Semoga besok temen-temen sekelas Alesha nggak ngasih tau kejadian tadi sama dia. Gawat kalau Alesha tau, batin Agastya.

"Oh, yaudah." Alesha kembali fokus dengan kegiatannya membersihkan kuku.

Tak lama seorang pelayan rumah makan Padang datang ke meja mereka mengantarkan pesanan. Pelayan itu langsung meletakan pesanan mereka di meja, dan setelahnya ia langsung pergi dari sana.

Mereka pun akhirnya memilih langsung memakan pesanan mereka dan menghentikan obrolan. Namun di tengah-tengah aktivitas makan, Alesha merasa seperti orang-orang menatap aneh ke arah mereka berdua. Alesha kemudian meletakan sendok serta garpu yang di pegangnya dan bertanya kepada Agastya.

"Gas, orang-orang kok ngeliatin kita terus. Ada yang aneh sama kita?"

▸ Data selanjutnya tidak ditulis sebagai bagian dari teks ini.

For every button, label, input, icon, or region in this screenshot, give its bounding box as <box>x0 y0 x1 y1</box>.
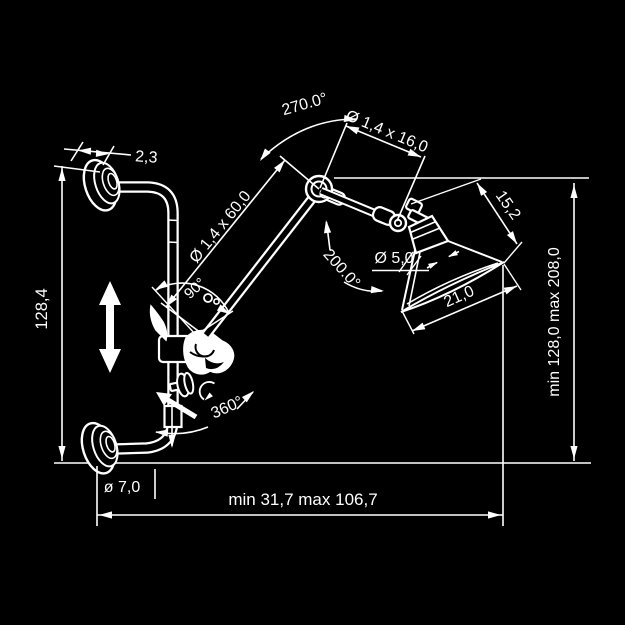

Agastya mengurungkan menyendok makanannya mendengar hal itu. Ia kemudian melihat sekeliling rumah makan Padang yang ramai. Dan yang di katakan Alesha benar, orang-orang menatap aneh ke arah mereka berdua.

"Biarin lah, mereka juga punya mata." Agastya melanjutkan makannya tanpa memperdulikan pandangan orang-orang di sekitar mereka.




"Udah sono masuk ke rumah lo. Yakin berani di rumah sendiri? Keluarga lo kan masih di rumah Kakek lo. Terus lo nggak ikut tahlilan Kakek lo gitu?"

Alesha menganggukan kepalanya membalas pertanyaan Agastya. Setelahnya ia menyuruh Agastya meninggalkan halaman rumahnya.

"Iya, sana lo yang pulang! Gue mau masuk."

"Tanpa lo suruh pun gue juga bakalan pulang. Lo duluan yang masuk, gue bakalan pergi setelah lo masuk ke rumah." Agastya mendorong bahu Alesha dengan pelan, menyuruh Alesha masuk ke rumah.

"Hm, iya. Lo pulang langsung mandi, bau keringet lo bikin mual." Alesha masuk ke dalam rumahnya tanpa menunggu Agastya pergi.

"Ya. Gue mau pulang dulu, capek olahraga double." Agastya memakai kembali helmnya dan menyalakan motornya. Sebelum benar-benar pergi, Agastya melihat kembali Alesha yang tengah membuka pintu gerbang rumahnya.

Bisa-bisanya gue sayang sama cewek aneh kayak lo, Sha, batin Agastya.